Friction started when Drivewyze contracted with the state in 2014 for a pilot program to provide similar services. Emails included in the audit show HELP Inc. and top state officials at both the Highway Patrol and Transportation Department coordinated to promote HELP Inc. as Drivewyze tried to compete for state work.
In one email, Rasmussen forwarded talking points touting the company to then-Maj. Bret Johnson of the Highway Patrol in November 2013. Johnson, who later became colonel, responded that “this issue is not going anywhere if I can help it.” Rasmussen the next day sent Johnson an email with information to use against Drivewyze.
The Highway Patrol canceled the pilot program with Drivewyze in August 2016, primarily citing concerns that the company did not provide weighing data. But the initial agreement between the state and Drivewyze did not allow it to install the equipment needed to gather that data.
Drivewyze President and CEO Brian Heath said since Drivewyze was launched in 2012 the company has had a vision of helping create a safe and efficient commercial vehicle transportation system with zero crashes and zero fatalities.

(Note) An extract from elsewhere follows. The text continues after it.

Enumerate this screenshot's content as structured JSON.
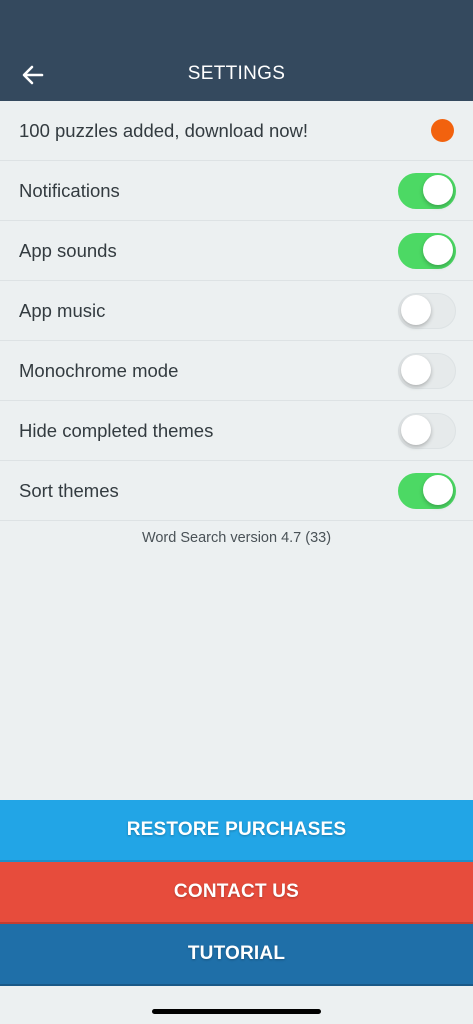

“Our mission has been to revolutionize the delivery of highway safety and transportation management through world-class products, systems and services,” Heath told The Trucker. This includes our weigh station bypass service, PreClear, which is delivered through public-private partnerships with 46 agencies in 43 states at no cost to state governments. Drivewyze has always believed in partnerships without compromise where our platform is used by state agencies to deliver safety-first weigh station bypass services. Bypass programs are one of the most successful voluntary compliance models in the transportation industry, incentivizing carriers to maintain or improve safety and compliance in exchange for bypass privileges that reduce delays and congestion, and reward drivers who only get paid when the wheels are turning. Drivewyze is built on ethics, trust and transparency. Our program paves the way for future connected truck innovations to improve highway safety and efficiency.
“Despite Galloway’s report, which raises serious legal concerns about the activities of those who interfered and colluded to favor HELP Inc.’s position in Missouri, Drivewyze today enjoys a strong and successful partnership with both the Missouri Department of Transportation and Missouri State Highway Patrol. These respected organizations share the same vision we have toward a safe and efficient transportation system. We look forward to announcing the activation of our first sites and restoring bypass services in Missouri for our customers in the coming weeks.”
The Highway Patrol backtracked shortly after that, reopening the contract process and later awarding contracts to both companies in April 2017.
Other concerns cited in the audit include work by state officials to promote HELP Inc. to Texas, Kansas and Minnesota and discourage peer agencies from working with Drivewyze and other competitors, failure to publicly report membership on the nonprofit’s board and expenses paid by the company, and a revolving door of state officials who later went to work for HELP Inc. and then continued to work with former co-workers in Missouri government.
Missouri law bans former state staffers from working to influence the agency they worked at for a year after they leave.